By Karen Schwartz
NEW YORK, November 4(Reuters) - U.S. investment grade volume could get a healthy boost before year-end with nearly US$60bn of acquisition loans announced in the last two weeks in advance of the looming Nov 8 U.S. presidential election, according to Thomson Reuters LPC data.
Telecom company AT&T's US$40bn loan backing its US$85.4bn acquisition of media company Time Warner has been joined by a US$13.6bn loan that finances smartphone chipmaker Qualcomm (NASDAQ:QCOM)'s US$38bn acquisition of NXP Semiconductor, and aircraft electronics supplier Rockwell Collins (NYSE:COL) is borrowing US$6bn to finance its purchase of B/E Aerospace.
This US$59.6bn flurry of M&A lending is expected to lift US investment-grade M&A loan volume, which at US$100bn was 26% lower at the end of the third quarter than the same period last year and is far off the full-year total of US$181bn in 2015, the data shows.
The acquisitions were announced in late October during a surge of optimism about Democratic candidate Hillary Clinton's prospects. Wall Street is favoring a Democratic victory as Clinton's views towards the financial industry have been perceived as more consistent to date.
"The markets have been favoring a victory for Hillary Clinton because there's less uncertainty if she wins.

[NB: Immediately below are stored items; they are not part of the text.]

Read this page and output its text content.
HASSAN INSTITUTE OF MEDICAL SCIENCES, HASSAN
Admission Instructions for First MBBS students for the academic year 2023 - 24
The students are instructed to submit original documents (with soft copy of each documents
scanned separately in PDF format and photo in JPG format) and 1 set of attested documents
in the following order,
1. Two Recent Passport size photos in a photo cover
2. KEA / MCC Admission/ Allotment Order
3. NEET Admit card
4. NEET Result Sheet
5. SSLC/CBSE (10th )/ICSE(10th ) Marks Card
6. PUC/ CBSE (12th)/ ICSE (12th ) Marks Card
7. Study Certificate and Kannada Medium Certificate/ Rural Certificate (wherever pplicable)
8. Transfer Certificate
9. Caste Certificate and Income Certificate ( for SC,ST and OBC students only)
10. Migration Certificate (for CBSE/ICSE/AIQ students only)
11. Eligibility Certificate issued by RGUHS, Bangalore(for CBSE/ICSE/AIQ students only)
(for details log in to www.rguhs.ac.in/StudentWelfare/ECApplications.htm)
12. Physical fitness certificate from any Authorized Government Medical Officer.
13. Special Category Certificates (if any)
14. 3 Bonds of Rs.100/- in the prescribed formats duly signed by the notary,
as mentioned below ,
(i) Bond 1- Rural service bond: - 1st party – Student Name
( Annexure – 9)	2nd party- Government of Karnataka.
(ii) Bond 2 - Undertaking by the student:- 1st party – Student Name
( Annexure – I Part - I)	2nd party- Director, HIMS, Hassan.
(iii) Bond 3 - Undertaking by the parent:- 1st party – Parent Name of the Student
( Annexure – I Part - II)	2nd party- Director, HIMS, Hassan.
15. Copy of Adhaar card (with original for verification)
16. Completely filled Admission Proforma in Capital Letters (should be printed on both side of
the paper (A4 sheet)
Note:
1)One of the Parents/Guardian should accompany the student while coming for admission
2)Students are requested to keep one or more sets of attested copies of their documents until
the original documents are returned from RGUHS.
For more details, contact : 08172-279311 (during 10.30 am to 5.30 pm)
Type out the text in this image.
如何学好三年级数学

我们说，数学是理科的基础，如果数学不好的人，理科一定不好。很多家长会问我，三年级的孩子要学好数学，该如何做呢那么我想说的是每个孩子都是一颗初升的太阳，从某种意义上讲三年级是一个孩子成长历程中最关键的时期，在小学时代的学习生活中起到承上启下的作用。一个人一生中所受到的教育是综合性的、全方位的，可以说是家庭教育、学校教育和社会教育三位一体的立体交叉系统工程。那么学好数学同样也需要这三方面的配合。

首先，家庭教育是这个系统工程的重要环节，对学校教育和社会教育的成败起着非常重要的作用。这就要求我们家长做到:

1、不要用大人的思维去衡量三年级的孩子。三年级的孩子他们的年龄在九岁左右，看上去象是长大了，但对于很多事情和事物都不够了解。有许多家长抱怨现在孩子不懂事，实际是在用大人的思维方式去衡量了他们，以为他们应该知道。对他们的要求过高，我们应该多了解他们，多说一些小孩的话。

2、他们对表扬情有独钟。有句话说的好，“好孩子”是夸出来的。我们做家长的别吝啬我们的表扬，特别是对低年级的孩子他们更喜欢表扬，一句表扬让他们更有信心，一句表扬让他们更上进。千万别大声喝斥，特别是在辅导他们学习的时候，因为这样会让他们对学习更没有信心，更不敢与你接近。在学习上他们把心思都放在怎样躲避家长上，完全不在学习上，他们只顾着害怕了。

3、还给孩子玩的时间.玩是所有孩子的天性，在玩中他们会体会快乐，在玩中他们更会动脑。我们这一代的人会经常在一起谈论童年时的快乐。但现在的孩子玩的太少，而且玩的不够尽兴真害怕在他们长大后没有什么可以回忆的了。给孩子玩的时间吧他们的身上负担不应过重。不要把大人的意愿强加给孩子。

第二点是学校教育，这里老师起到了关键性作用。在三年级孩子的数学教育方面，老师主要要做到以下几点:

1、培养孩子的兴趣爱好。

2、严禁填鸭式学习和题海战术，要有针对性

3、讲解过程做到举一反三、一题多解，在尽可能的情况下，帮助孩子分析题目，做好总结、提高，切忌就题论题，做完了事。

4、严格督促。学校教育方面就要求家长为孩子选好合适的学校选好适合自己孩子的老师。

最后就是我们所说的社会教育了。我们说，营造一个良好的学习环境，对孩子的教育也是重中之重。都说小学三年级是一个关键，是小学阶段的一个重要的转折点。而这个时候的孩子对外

With Hillary you could say it's just more of the same, and nothing's really going to change," said Sam Stovall, chief investment strategist at CFRA, an independent equity and fund research firm.
The race narrowed after the FBI said that it was looking further into Clinton's emails on October 28, but deals are still being announced despite considerable uncertainty about how markets will react if Republican candidate Donald Trump emerges victorious as companies start to look past the election.
Power producer NextEra Energy Inc (NYSE:NEE) said on Monday it would buy the remaining stake in Oncor Electric Delivery Co for about US$2.4bn in cash, and General Electric (NYSE:GE) Co said it would merge its oil and gas business with Baker Hughes Inc.
U.S. oil refiner HollyFrontier Corp also announced on Monday that it would buy Suncor Energy Inc's Petro-Canada lubricants unit for C$1.13bn (US$844m), while chipmaker Broadcom (NASDAQ:AVGO) said on Wednesday it would buy network gear maker Brocade Communications Systems for US$5.5bn.
"The devil you know is better than the devil you don't in terms of the interest rate environment, the deal-making environment, the deal you've negotiated versus putting it off and having some unpredicted catalyst such as the outcome of election adversely impact all of those environments and potentially slow down your ability in another month or two from consummating what would otherwise be a good deal," said Shannon Zollo, a corporate partner with Morse, Barnes-Brown & Pendleton, P.C.
Some loan bankers and analysts are discounting the U.S. election result as a factor governing the flow of new deals to the market, saying that the investment-grade loan market and capital markets are open and eager for M&A loans.
"There are a host of other factors that companies consider when they are negotiating a merger and there will continue to be political and regulatory risks for the approval of some of the deals regardless of the outcome of the election," said Brian Gardner, a managing director at KBW, a boutique investment bank.
MORE M&A
Acquisition loans have been in short supply this year as many companies opted to tap the bond market directly, which helped depress M&A loan volume. This situation reversed in late October with AT&T's announcement of a jumbo US$40bn loan, which consists of a US$30bn bridge loan and US$10bn of term loans.
Rockwell Collins followed AT&T (NYSE:T) on October 23 with US$4.5bn of bridge loans and a US$1.5bn term loan and Qualcomm's purchase of Netherlands-based semiconductor company NXP Semiconductors on October 27 is backed by a US$9.6bn bridge loan and a US$4bn, three-year term loan that is currently in syndication.
This total of US$44.1bn of bridge loans and US$15.5bn of term loans is likely to be boosted further by the string of deals announced this week. NextEra Energy Inc and HollyFrontier Corp have already said that their acquisitions will include debt.
With earnings season well underway and companies emerging from blackout periods, more announcements could be coming in the next few weeks to beat the year-end deadline. Current M&A deals are expected to spark new tie-ups among industry peers eager not to be left behind, bankers said.
"M&A seems to beget M&A," a second banker said.